STM32采集3轴加速度传感器信息
- LIS302DL三轴加速度传感器
LIS302DL是意法半导体公司生产的一款三轴加速度传感器,内置数字电路可输出±2g/± 8g的加速度测量值,输出接口采用工业标准的I2C/SPI串行接口,并能以100Hz或400Hz的频率输出加速度信息。使用LIS302DL加速度计,可以实现自由落体检测、振动监测与补偿、步行检测等一系列涉及运动状态变化的应用。

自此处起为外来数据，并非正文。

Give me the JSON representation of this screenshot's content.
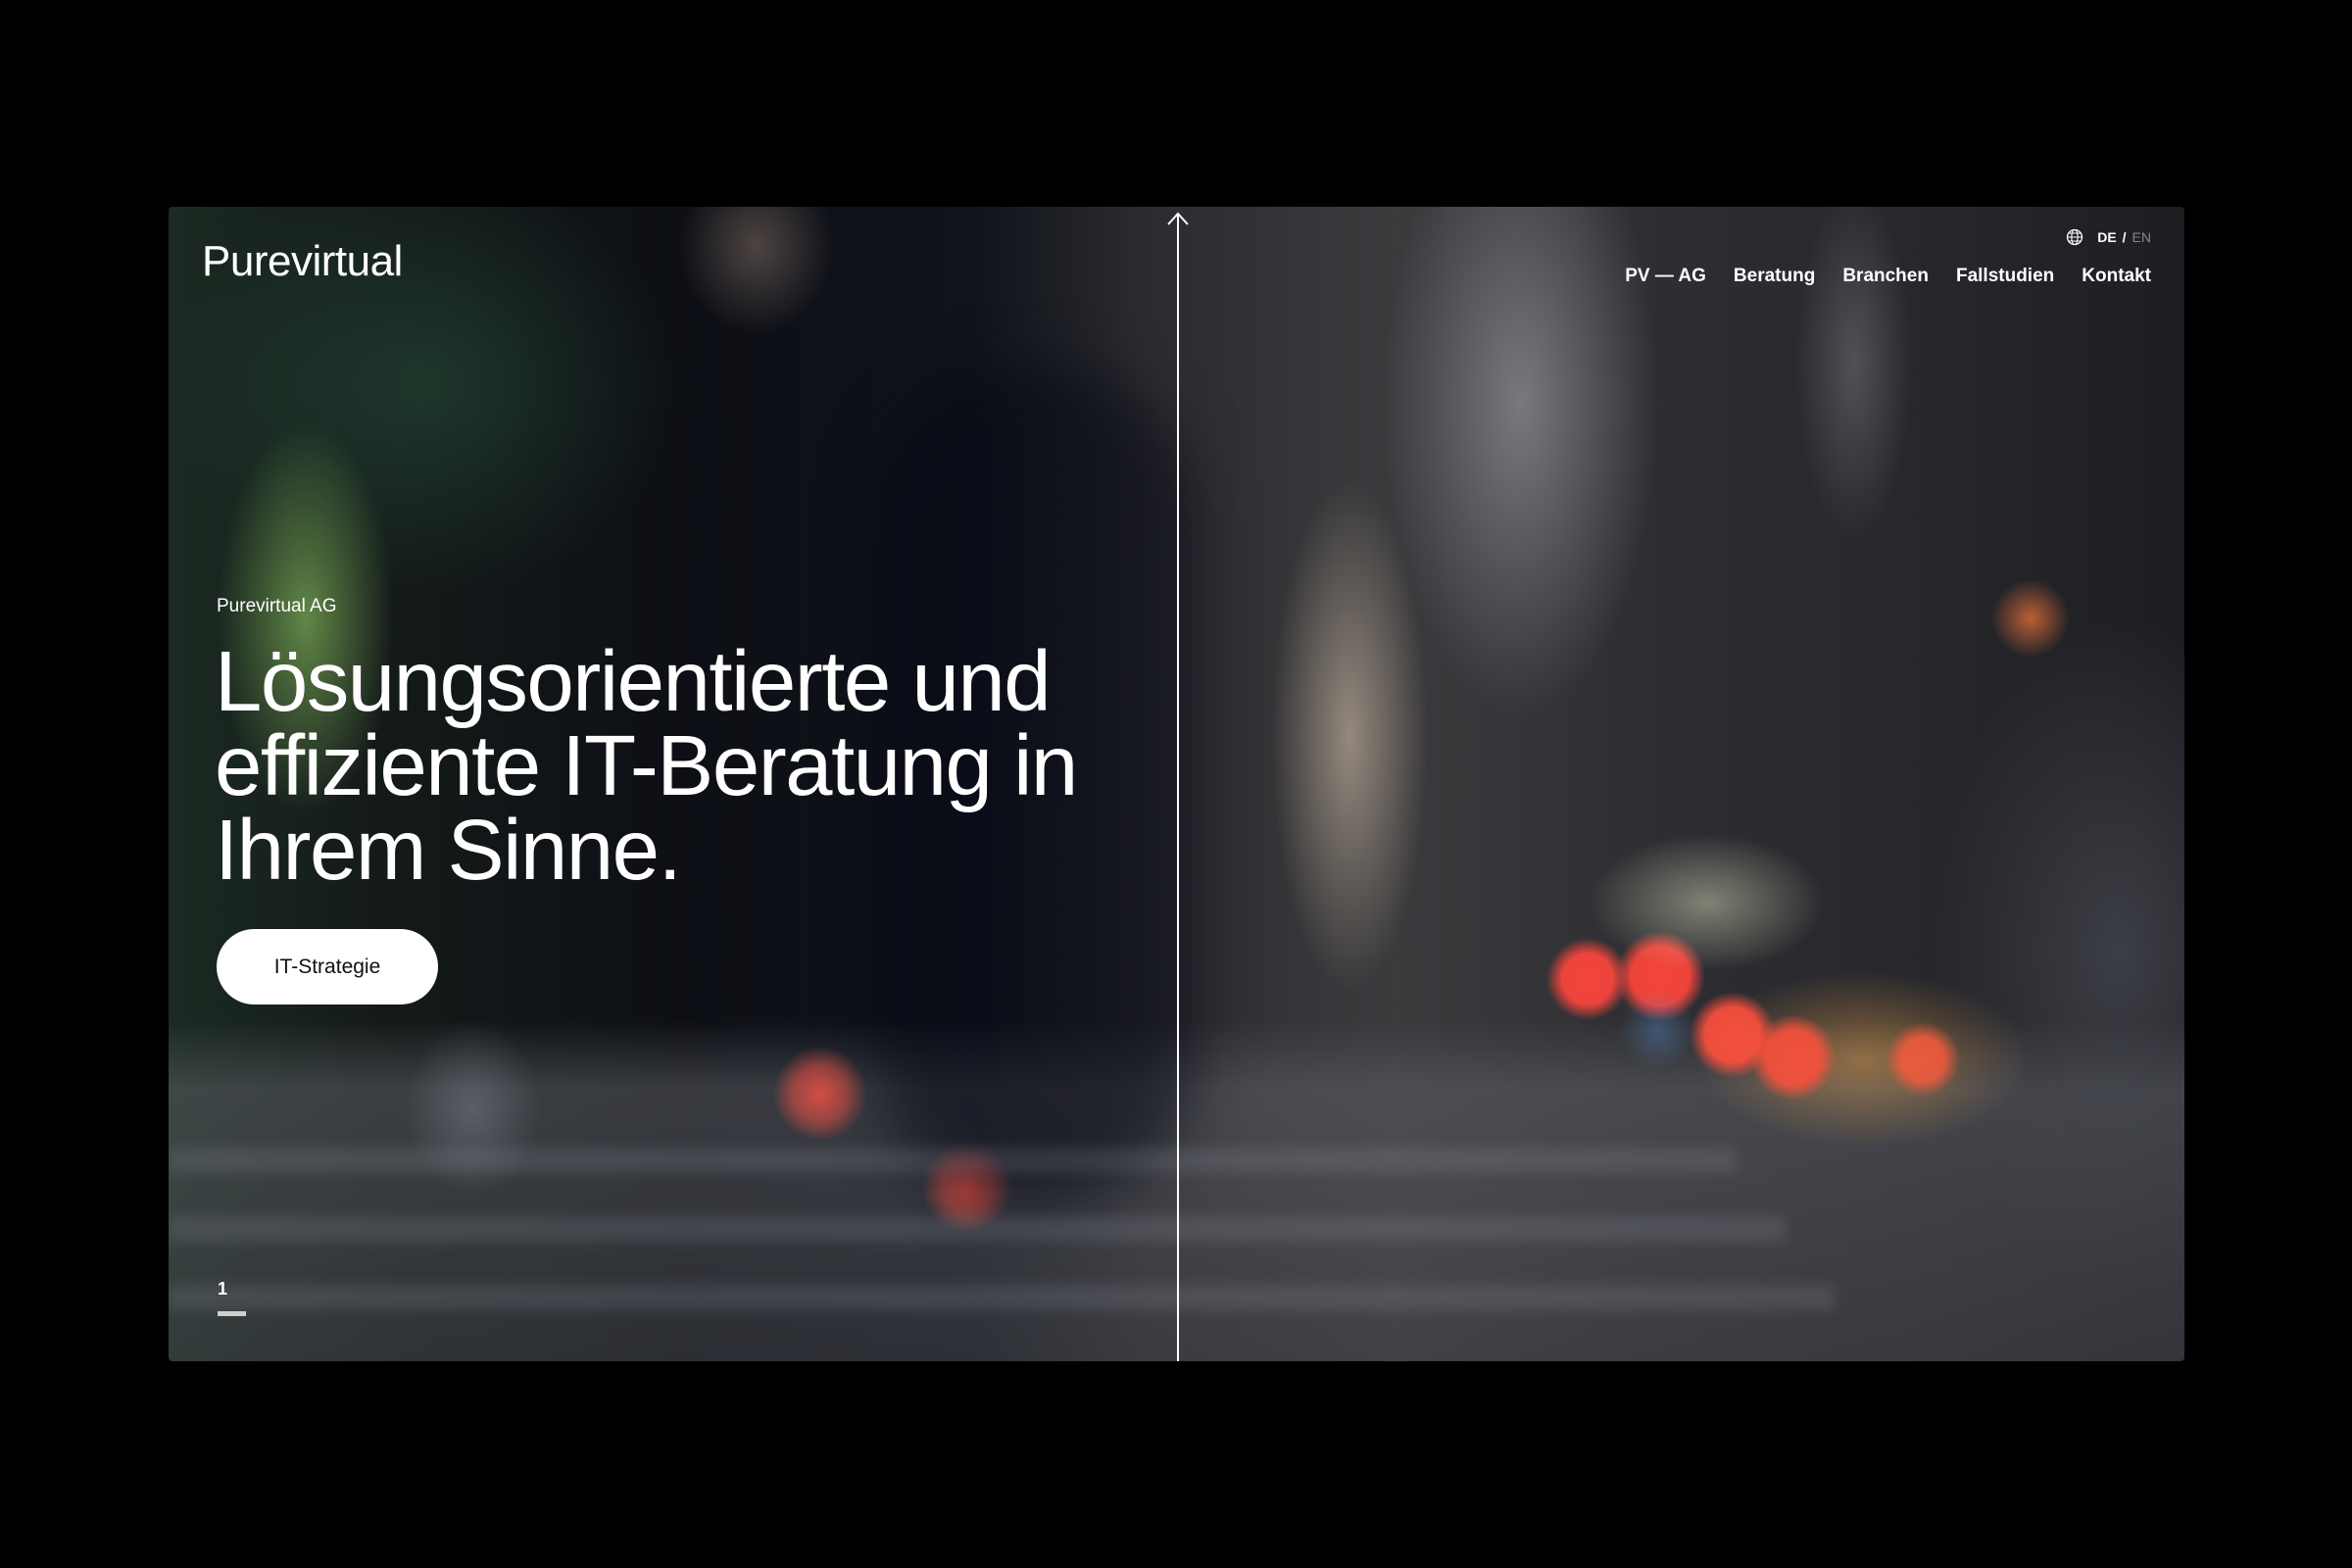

LIS302DL与STM32接线原理图如下图所示,SDI(MOSI)、SDO(MISO)、SPC(SCK)连接到STM32的SPI1上,CS作为片选信号连到PE3引脚。传感器还有两个可编程中断源INT1和INT2,可以在某轴的加速度超过设定阈值或是检测到自由落体事件时产生中断信号,分别将其连接到单片机PE0、PE1引脚。
其内部功能结构如下图所示:
使用STM32F407微控制器通过SPI接口读/写LIS302DL的寄存器,我们可以获得加速度信息或者是配置加速度计的参数。根据寄存器地址表,我们最关注的XYZ轴加速度信息分别位于地址为0x29、0x2B、0x2D的寄存器中,每个寄存器中存放8位加速度信息。这里需要注意的是OutX、OutY、OutZ寄存器的地址不连续,中间有不用的寄存器。编程一次读取多字节时要注意跳过。

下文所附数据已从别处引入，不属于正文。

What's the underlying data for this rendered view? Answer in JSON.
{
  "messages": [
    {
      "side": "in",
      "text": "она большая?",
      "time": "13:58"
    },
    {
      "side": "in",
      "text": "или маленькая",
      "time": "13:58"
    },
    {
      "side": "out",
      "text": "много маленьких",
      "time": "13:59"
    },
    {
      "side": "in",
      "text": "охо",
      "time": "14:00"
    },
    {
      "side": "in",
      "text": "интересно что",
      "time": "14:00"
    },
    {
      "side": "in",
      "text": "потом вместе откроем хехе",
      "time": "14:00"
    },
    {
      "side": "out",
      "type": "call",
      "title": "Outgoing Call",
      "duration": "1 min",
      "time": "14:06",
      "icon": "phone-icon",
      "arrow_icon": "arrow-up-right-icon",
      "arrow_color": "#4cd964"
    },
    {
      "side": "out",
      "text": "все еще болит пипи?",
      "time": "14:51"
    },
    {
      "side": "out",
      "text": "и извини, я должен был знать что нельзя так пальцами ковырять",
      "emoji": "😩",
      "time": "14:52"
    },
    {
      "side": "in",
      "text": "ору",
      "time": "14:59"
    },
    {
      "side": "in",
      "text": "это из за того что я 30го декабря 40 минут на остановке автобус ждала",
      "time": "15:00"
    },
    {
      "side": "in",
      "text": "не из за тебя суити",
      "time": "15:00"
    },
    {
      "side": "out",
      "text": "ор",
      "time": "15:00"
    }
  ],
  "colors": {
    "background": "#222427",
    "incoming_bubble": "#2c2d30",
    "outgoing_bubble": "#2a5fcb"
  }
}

在读取加速度信息之前需要先对传感器进行配置,比如量程、传输速率、工作模式等。来看第一个相关的寄存器CTRL_REG1,其中DR位设置输出速率,默认频率为100Hz;FS位设置传感器量程,默认为0(±2g);Xen、Yen、Zen分别为XYZ轴加速度采集使能,默认全部使能;PD位控制功耗模式,PD设为1时为正常模式,PD为0时进入省电/低功耗模式(上电启动后默认进入省电模式);STP、STM设置开机自检。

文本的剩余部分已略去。